Der Bundesgerichtshof hat entschieden, dass Braun persönlich vor dem Untersuchungsausschuss in Berlin an diesem Donnerstag aussagen muss. Foto: dpa
Der Bundesgerichtshof hat entschieden, dass Braun persönlich vor dem Untersuchungsausschuss in Berlin an diesem Donnerstag aussagen muss. Foto: dpa

Die Staatsanwaltschaft München I erhebt neue Vorwürfe gegen den ehemaligen Wirecard-Chef Markus Braun. Nach dem derzeitigen Stand der Ermittlungen habe Braun „innerhalb der Bande als Kontroll- und Steuerungsinstanz“ fungiert, schreibt die leitende Staatsanwältin Hildegard Bäumler-Hösl wie „Spiegel“ und „Süddeutsche Zeitung“ (SZ) am Dienstagabend berichten. Das Schreiben richtet sich an den parlamentarischen Untersuchungsausschuss in Berlin, der die politischen Hintergründe des Bilanzskandals untersucht.

Der Ex-CEO soll ein System aufgebaut haben, das nach dem Prinzip „teile und herrsche“ funktioniert hat, und von einem „militärisch-kameradschaftlichem Korpsgeist und Treuschwüren untereinander“ geprägt gewesen sei, heißt es in dem Schreiben. Braun habe „strategische Weisungen und konkrete Geschäftsaktionen“ vorgegeben, berichtet die „SZ“. Brauns Anwalt weist laut „Spiegel“ alle Vorwürfe der Staatsanwaltschaft zurück.

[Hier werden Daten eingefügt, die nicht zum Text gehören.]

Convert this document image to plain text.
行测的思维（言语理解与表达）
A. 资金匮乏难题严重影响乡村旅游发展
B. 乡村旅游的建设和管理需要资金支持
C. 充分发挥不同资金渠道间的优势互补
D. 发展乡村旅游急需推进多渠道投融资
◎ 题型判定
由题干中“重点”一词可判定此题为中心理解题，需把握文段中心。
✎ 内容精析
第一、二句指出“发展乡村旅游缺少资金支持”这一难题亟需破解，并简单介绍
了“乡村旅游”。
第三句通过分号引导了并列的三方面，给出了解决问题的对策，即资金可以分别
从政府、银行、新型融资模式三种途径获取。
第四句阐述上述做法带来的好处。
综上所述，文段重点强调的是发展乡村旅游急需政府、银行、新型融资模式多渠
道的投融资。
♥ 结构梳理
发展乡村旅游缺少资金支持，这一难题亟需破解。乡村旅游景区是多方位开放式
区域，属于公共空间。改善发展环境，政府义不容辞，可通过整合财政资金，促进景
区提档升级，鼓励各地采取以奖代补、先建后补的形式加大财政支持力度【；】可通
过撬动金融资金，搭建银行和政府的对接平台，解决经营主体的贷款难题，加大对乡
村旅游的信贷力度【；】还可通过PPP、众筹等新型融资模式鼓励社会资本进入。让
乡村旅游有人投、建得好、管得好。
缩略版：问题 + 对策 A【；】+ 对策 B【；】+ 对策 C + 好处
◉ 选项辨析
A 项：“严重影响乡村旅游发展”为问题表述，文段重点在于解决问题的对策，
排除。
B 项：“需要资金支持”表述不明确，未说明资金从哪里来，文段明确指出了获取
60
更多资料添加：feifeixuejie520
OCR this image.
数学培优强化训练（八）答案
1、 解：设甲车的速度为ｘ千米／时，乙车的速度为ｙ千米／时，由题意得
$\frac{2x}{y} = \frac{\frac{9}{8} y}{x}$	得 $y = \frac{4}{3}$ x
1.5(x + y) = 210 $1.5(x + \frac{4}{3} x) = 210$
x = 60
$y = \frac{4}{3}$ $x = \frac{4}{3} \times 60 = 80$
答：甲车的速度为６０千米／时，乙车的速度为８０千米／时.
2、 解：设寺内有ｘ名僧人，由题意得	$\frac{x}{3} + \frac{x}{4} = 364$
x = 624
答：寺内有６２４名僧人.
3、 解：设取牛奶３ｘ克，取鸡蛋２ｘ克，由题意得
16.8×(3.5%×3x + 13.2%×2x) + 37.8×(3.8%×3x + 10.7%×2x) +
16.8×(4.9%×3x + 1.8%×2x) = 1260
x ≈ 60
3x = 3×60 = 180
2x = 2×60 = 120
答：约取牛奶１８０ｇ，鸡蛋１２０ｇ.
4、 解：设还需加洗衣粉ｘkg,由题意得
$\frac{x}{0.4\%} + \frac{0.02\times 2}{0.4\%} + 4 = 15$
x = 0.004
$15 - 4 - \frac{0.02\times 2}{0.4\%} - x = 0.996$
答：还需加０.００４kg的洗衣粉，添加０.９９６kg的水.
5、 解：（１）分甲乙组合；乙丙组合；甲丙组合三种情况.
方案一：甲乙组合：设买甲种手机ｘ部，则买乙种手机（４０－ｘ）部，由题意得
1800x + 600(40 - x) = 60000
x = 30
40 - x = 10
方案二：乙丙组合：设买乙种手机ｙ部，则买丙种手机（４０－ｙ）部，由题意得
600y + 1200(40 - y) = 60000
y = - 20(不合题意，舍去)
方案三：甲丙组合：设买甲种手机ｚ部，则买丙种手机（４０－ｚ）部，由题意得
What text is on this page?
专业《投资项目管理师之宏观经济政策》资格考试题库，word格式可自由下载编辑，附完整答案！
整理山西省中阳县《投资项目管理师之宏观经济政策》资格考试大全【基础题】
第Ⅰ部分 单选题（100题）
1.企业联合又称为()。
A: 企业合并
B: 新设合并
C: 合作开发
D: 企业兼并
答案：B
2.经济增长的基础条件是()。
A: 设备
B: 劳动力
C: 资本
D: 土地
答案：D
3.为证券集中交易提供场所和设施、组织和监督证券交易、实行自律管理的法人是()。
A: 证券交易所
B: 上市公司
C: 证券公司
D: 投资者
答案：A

Wirecard hatte Ende Juni Insolvenz angemeldet. Der Zahlungsdienstleister aus Aschheim bei München soll jahrelang seine Bilanzen gefälscht haben. Insgesamt 1,9 Milliarden Euro, die auf Treuhandkonten in Asien liegen sollten, sind nicht auffindbar.

Das Schreiben steht im Zusammenhang mit einer Auseinandersetzung um die Vorladung Brauns vor den Untersuchungssauschuss für kommenden Donnerstag. Der frühere Wirecard-Chef, der in Augsburg in Untersuchungshaft sitzt, hatte sich gerichtlich gegen eine Befragung in Berlin gewehrt und es unter anderem mit der Corona-Pandemie begründet. Er wollte stattdessen sich per Video vernehmen lassen. Doch der Bundesgerichtshof entschied am Dienstag, dass Braun persönlich in Berlin vorstellig werden muss.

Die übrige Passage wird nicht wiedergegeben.